Identifying cell non-autonomous factors that coordinate organism-wide growth:

What are the signals that are communicated between different cells, organs and systems of an organism that provide a checkpoint for organismal growth?

Despite our understanding of the fundamental molecular basis of tissue growth and organogenesis, we know very little about how growth is coordinated across multiple systems of an organism. First, we are identifying regulators of cell non-autonomous growth arrest in C. elegans by intensive forward genetic screens in strains that produce both wild-type and homozygous RP& rDNA null cells in precise lineages. Second, to understand tissue specific contributions to organism-wide growth, we are currently optimizing a system that will reversibly block new ribosome synthesis in a tissue and stage-specific way. Overall, this study will shed light onto the cell non-autonomous pathways that regulate organism-wide growth coordination.
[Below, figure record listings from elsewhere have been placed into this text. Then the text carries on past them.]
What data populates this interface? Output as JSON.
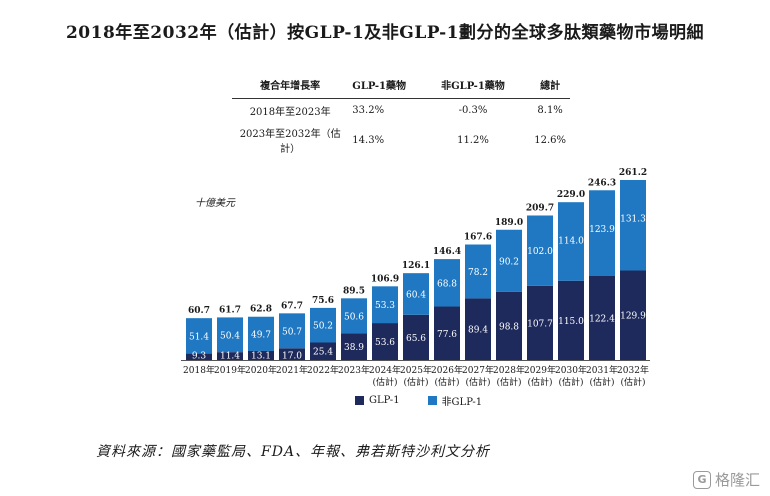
{
  "title": "2018年至2032年（估計）按GLP-1及非GLP-1劃分的全球多肽類藥物市場明細",
  "cagr_table": {
    "headers": [
      "複合年增長率",
      "GLP-1藥物",
      "非GLP-1藥物",
      "總計"
    ],
    "rows": [
      [
        "2018年至2023年",
        "33.2%",
        "-0.3%",
        "8.1%"
      ],
      [
        "2023年至2032年（估計）",
        "14.3%",
        "11.2%",
        "12.6%"
      ]
    ]
  },
  "unit_label": "十億美元",
  "legend": {
    "glp1": "GLP-1",
    "nonglp1": "非GLP-1"
  },
  "colors": {
    "glp1": "#1f2a5c",
    "nonglp1": "#1f78c1"
  },
  "source": "資料來源：國家藥監局、FDA、年報、弗若斯特沙利文分析",
  "watermark": "格隆汇",
  "watermark_logo": "G",
  "chart_data": {
    "type": "bar",
    "stacked": true,
    "categories": [
      "2018年",
      "2019年",
      "2020年",
      "2021年",
      "2022年",
      "2023年",
      "2024年",
      "2025年",
      "2026年",
      "2027年",
      "2028年",
      "2029年",
      "2030年",
      "2031年",
      "2032年"
    ],
    "category_sublabels": [
      "",
      "",
      "",
      "",
      "",
      "",
      "(估計)",
      "(估計)",
      "(估計)",
      "(估計)",
      "(估計)",
      "(估計)",
      "(估計)",
      "(估計)",
      "(估計)"
    ],
    "series": [
      {
        "name": "GLP-1",
        "values": [
          9.3,
          11.4,
          13.1,
          17.0,
          25.4,
          38.9,
          53.6,
          65.6,
          77.6,
          89.4,
          98.8,
          107.7,
          115.0,
          122.4,
          129.9
        ]
      },
      {
        "name": "非GLP-1",
        "values": [
          51.4,
          50.4,
          49.7,
          50.7,
          50.2,
          50.6,
          53.3,
          60.4,
          68.8,
          78.2,
          90.2,
          102.0,
          114.0,
          123.9,
          131.3
        ]
      }
    ],
    "totals": [
      60.7,
      61.7,
      62.8,
      67.7,
      75.6,
      89.5,
      106.9,
      126.1,
      146.4,
      167.6,
      189.0,
      209.7,
      229.0,
      246.3,
      261.2
    ],
    "ylabel": "十億美元",
    "ylim": [
      0,
      261.2
    ]
  }
}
1- Characterization of cell non-autonomous factors that coordinate organism-wide growth control

Our goal here is characterize the molecular mechanisms that enable communication between cells to coordinate organismal growth. We will combine with forward genetics screens in RP null/wild- type mosaic individuals with a systems level approach to identify cell non-autonomous regulators of body-wide growth. Combining classical and novel genetics with cutting edge systems analyses tools in C. elegans is enabling us to elucidate the conserved genetic factors that are communicated between different cells, organs and systems to coordinate growth. To identify regulators of cell non-autonomous growth arrest in C. elegans in an unbiased fashion, we are performing targeted and forward genetics with strains that produce mosaic larvae. We are identifying mutations that suppress the cell non-autonomous checkpoint. We monitor lineage-specific characteristics of the mosaic larvae with RP null and wild-type cells using lineage specific patterns labeled with a series
of fluorescent markers as illustrated.

These analyses will reveal novel factors that facilitate communication between cells for coordinating overall organism growth. Since ribosome components and key signaling pathway families are highly conserved between C. elegans and humans, we expect the identified pathways to be informative for humans

2- Delineating the tissue specific contributions to coordination of organism-wide growth

Our goal is to determine the tissue specific contributions to systems level communication for coordination of organismal growth. There is preliminary evidence that tissue specific knockdown of ribosomal proteins could lead to whole body growth arrest and yet we lack a genetic handle to study its mechanism. Our preliminary data established the presence of a cell-non-autonomous signal that provides a checkpoint for new ribosome synthesis and inhibits postembryonic development. However, it is unclear whether the lack of ribosome synthesis in a particular tissue can drive the observed growth effect. To test this hypothesis, we are currently optimizing a system to reversibly block new ribosome synthesis in a tissue and stage-specific way as illustrated below. Specifically, we are using the auxin-inducible degradation system (AID) as a tool to reversibly and tissue-specifically deplete ribosome components. AID system takes advantage of integration of a short degron tag fused the target protein.

Once our studies are completed, we expect to have a roadmap of genetic factors that coordinate growth in different organs and systems of an animal body.